隔日,天色微晞,才刚过卯时二刻,云甯宫便已灯火通明。
往常总要赖床到最後一刻的夏子甯,今日竟破天荒地早早起身,兴冲冲地拉着青萝与杏依,催促着两人为她梳妆打扮。
一时间,宫中伺候的宫女与太监纷纷忙进忙出,洗漱丶捧衣丶备茶。
青萝正拧着温热的毛巾,见状忍不住打趣道,「殿下今日起得可真早,奴婢连唤都没唤一声呢。
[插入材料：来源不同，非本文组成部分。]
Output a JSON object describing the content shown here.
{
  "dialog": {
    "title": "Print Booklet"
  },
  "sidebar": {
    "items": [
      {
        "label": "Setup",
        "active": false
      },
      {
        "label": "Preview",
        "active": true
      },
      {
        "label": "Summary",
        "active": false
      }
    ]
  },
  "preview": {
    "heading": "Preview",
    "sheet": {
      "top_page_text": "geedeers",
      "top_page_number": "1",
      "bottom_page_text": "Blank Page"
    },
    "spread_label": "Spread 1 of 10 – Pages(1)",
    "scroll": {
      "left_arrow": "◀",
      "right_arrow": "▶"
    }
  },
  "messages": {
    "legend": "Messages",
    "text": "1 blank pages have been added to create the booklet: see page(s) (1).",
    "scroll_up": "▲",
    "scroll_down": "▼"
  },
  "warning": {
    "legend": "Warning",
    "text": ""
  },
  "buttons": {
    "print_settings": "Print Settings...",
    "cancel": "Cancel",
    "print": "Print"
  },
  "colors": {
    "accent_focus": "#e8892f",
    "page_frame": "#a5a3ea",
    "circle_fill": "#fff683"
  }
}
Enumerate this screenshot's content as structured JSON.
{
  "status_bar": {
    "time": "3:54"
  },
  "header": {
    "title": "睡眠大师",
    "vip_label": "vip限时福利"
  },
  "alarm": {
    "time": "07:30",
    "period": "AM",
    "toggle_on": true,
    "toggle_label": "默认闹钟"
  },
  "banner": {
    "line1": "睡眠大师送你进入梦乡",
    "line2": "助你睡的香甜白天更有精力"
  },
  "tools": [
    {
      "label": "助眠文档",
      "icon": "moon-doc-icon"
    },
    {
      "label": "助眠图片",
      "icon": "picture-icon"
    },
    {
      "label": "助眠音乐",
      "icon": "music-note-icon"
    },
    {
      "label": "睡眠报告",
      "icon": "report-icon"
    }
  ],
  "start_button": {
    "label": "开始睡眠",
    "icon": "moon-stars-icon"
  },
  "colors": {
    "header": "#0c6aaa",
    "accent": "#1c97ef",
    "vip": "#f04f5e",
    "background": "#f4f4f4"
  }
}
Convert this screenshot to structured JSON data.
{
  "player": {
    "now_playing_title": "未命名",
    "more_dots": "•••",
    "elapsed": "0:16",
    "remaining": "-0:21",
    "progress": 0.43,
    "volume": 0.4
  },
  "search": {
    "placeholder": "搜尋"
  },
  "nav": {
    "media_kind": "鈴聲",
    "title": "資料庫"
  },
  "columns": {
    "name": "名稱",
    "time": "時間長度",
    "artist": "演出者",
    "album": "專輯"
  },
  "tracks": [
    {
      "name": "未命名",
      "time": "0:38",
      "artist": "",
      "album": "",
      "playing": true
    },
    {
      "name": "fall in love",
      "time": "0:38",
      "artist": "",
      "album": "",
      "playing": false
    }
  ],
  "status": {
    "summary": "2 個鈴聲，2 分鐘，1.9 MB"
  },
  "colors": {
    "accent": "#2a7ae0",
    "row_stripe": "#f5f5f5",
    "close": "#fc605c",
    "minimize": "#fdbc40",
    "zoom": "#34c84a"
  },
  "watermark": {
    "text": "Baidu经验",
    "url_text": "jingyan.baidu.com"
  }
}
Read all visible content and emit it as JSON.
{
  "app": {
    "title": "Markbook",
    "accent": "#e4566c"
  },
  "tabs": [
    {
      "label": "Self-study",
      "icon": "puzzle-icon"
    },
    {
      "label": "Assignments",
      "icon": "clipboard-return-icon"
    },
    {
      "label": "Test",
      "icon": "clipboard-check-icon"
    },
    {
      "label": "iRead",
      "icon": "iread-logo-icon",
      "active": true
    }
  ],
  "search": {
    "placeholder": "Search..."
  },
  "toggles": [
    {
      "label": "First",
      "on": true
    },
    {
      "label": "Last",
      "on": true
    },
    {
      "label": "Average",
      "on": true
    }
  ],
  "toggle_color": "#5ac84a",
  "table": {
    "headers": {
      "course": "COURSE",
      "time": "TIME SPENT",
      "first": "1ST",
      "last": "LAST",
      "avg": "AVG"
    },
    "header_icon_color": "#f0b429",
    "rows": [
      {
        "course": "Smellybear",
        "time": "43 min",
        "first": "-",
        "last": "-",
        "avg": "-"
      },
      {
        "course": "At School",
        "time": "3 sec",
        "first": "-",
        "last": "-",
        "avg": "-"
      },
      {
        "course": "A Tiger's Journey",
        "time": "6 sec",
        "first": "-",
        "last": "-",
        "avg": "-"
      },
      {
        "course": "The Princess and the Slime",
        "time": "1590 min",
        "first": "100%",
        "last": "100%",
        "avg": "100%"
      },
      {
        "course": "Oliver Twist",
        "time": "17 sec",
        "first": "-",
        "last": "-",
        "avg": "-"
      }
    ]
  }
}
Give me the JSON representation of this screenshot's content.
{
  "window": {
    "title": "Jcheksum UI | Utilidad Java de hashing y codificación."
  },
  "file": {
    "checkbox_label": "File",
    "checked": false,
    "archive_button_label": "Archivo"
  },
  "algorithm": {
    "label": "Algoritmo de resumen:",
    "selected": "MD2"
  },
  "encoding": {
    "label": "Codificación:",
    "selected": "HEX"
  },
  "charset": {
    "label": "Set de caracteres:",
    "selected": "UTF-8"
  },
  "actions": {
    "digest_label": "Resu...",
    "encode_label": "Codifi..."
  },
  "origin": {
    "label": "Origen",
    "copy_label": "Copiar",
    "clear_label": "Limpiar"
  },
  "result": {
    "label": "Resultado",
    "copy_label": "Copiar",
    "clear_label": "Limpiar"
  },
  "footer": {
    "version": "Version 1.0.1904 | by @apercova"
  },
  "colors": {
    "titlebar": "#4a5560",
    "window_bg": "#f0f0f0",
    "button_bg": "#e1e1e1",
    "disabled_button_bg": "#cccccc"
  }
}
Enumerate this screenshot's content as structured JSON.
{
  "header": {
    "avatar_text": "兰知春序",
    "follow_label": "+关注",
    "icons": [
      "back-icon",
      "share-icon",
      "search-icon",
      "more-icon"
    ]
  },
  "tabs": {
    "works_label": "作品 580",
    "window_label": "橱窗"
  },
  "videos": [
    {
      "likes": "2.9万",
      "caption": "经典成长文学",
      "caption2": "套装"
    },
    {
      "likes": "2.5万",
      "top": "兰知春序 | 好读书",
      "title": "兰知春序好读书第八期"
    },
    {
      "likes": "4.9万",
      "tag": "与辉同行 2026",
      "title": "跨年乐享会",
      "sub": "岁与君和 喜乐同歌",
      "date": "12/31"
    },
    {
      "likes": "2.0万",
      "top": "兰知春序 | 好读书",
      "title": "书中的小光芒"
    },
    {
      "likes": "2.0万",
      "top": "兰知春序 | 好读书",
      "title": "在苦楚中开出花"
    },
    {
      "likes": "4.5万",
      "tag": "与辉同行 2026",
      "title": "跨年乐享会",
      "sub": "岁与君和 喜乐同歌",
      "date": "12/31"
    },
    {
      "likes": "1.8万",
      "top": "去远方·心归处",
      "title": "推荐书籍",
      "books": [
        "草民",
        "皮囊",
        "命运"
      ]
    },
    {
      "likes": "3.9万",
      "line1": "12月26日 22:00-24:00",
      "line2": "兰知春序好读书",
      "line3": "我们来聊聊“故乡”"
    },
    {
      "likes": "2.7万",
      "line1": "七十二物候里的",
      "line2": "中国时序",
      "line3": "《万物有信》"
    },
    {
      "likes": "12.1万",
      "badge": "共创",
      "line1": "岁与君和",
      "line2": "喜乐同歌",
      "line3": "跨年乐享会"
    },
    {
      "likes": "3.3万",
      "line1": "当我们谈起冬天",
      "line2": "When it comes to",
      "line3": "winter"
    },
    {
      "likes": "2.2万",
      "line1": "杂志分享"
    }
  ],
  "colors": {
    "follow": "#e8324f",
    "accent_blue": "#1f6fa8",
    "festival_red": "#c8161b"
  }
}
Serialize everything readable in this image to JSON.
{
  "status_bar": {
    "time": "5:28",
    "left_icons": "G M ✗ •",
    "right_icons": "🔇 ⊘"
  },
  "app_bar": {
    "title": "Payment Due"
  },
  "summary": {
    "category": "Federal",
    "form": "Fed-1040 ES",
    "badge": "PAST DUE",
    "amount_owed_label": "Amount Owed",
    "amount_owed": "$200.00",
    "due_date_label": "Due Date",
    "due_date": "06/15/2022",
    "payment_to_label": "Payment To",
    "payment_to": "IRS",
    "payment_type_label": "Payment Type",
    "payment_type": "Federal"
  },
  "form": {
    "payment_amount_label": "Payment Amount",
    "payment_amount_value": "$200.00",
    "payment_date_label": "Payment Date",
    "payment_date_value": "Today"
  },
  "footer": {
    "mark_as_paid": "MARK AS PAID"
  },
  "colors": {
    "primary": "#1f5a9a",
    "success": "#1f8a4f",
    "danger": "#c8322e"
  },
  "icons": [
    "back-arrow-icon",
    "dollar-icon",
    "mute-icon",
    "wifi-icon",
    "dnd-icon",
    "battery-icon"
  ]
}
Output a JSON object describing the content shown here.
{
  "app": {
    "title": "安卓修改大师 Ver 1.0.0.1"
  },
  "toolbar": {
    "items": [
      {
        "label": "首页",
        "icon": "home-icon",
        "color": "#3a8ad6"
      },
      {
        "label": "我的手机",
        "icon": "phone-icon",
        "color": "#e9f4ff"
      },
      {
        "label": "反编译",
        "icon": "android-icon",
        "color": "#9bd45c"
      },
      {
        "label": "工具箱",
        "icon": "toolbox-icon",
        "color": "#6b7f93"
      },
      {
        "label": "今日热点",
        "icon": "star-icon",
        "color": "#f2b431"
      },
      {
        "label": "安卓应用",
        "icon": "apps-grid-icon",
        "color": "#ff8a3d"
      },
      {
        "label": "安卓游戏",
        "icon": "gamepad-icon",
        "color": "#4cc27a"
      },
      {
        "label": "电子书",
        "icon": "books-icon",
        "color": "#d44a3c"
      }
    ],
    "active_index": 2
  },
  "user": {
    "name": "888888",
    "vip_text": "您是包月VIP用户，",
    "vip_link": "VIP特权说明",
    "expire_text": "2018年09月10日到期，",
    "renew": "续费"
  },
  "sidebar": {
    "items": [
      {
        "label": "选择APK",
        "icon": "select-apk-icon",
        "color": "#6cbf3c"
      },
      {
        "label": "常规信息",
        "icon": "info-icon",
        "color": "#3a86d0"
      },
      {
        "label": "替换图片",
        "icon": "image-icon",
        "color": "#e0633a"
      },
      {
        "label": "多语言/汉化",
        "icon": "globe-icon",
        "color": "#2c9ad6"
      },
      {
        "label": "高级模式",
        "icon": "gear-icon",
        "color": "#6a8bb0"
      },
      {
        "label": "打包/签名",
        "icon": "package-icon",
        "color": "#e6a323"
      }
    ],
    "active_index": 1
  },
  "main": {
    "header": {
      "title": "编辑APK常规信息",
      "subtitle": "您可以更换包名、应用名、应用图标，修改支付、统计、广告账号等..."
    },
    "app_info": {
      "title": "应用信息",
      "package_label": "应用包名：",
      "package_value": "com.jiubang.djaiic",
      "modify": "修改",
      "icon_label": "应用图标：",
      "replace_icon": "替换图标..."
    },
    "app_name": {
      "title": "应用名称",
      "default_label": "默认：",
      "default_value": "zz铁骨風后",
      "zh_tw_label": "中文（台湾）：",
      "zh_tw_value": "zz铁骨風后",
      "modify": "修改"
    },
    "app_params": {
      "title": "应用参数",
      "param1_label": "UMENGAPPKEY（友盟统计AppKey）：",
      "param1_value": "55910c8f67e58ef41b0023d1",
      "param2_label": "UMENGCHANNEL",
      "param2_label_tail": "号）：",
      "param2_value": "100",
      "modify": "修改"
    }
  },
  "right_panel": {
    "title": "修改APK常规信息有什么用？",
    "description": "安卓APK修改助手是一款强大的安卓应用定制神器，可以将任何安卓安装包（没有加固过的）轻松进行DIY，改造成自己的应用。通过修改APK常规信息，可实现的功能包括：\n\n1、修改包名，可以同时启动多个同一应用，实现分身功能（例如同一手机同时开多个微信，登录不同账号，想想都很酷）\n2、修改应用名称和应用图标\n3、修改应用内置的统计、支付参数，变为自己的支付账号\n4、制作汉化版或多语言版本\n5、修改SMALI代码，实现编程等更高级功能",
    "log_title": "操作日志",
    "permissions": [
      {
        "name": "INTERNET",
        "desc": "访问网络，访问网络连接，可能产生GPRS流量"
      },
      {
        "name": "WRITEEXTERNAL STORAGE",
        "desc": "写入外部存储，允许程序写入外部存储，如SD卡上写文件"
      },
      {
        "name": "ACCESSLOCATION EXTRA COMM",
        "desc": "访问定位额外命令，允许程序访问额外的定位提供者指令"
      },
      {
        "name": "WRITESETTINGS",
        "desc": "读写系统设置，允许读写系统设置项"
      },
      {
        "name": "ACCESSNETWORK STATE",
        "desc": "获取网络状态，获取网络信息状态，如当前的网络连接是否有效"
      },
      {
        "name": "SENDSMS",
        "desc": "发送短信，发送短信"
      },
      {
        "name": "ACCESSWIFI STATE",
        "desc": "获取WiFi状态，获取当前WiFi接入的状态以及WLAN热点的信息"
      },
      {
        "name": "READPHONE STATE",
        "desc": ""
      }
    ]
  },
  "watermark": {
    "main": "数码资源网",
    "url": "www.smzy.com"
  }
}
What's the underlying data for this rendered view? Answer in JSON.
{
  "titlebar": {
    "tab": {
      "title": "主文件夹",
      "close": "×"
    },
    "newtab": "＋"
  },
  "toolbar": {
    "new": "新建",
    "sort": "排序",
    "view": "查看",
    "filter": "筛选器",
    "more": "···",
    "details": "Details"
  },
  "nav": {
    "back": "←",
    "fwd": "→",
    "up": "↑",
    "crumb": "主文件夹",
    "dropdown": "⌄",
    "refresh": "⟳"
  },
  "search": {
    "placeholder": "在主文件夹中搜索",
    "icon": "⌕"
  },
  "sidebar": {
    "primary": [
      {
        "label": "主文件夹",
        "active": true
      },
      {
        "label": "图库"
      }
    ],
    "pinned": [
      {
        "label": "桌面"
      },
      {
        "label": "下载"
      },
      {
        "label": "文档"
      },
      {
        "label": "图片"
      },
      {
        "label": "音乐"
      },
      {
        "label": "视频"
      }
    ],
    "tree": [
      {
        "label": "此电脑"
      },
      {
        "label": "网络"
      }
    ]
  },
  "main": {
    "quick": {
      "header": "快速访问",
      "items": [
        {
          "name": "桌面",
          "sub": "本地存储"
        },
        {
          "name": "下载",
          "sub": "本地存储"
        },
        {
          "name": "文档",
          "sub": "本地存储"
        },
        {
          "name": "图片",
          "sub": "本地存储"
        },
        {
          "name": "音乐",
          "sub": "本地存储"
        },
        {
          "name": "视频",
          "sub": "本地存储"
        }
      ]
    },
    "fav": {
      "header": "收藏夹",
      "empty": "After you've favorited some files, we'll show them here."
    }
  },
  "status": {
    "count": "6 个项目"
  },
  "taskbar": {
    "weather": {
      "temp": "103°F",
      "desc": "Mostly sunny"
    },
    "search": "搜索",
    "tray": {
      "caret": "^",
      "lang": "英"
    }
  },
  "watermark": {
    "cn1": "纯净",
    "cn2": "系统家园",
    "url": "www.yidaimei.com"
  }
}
是因为要跟着太子殿下出宫,这才开心得睡不着觉吗?」
夏子甯端坐在黄花梨雕凤穿牡丹的梳妆台前,双手捧着白嫩的双颊,身子像个不倒翁似地左右轻晃,就连垂在凳边的那双脚尖也开心地踢踏着。
「那是当然的呀!这可是我的令牌第一次发挥作用呢!」
杏依正手持鎏金嵌南珠的象牙梳,细细梳理着夏子甯那头如鸦羽般柔顺的黑色长发。
听闻此言,她有些好奇地歪了歪头,「可是殿下……今日您是与太子殿下同乘出巡,令牌在太子殿下身边,怕是连掏都不必掏出来。这令牌,还算用上吗?」
夏子甯原本正得意着,被这一问顿时噎住,原本轻快晃动的身子也僵了一瞬。
她小嘴微张,半晌才不服输地嗫嚅道,「我丶我可以让太子哥哥用我的令牌呀......」
见自家殿下那副强撑面子的小模样,杏依忍俊不禁,连忙憋着笑附和道,「是是是,若借给太子殿下用,那也算用上啦!殿下真聪明!」
「哼哼,知道就好!」夏子甯这才重新恢复了笑容,挺起小胸膛,一脸骄傲。
直至辰时二刻,在青萝与杏依的巧手下,夏子甯才梳妆完毕。
镜中的少女天生丽色,脂粉轻扑丶小嘴嫣红。
她的发髻半挽,发间仅缀着几朵点翠宫花与精致的珍珠排簪,上穿一袭丁香色夹棉交领上襦,袖口细细地滚了一圈纯白的兔毛。
「今日天色阴沉,风也大,殿下得穿厚实些才行。」青萝说着,又自黄花梨的衣柜中拿出件粉色的夹棉蜀锦披风,领口是一圈厚实蓬松的白狐狸毛,将夏子甯的小脸护得严严实实。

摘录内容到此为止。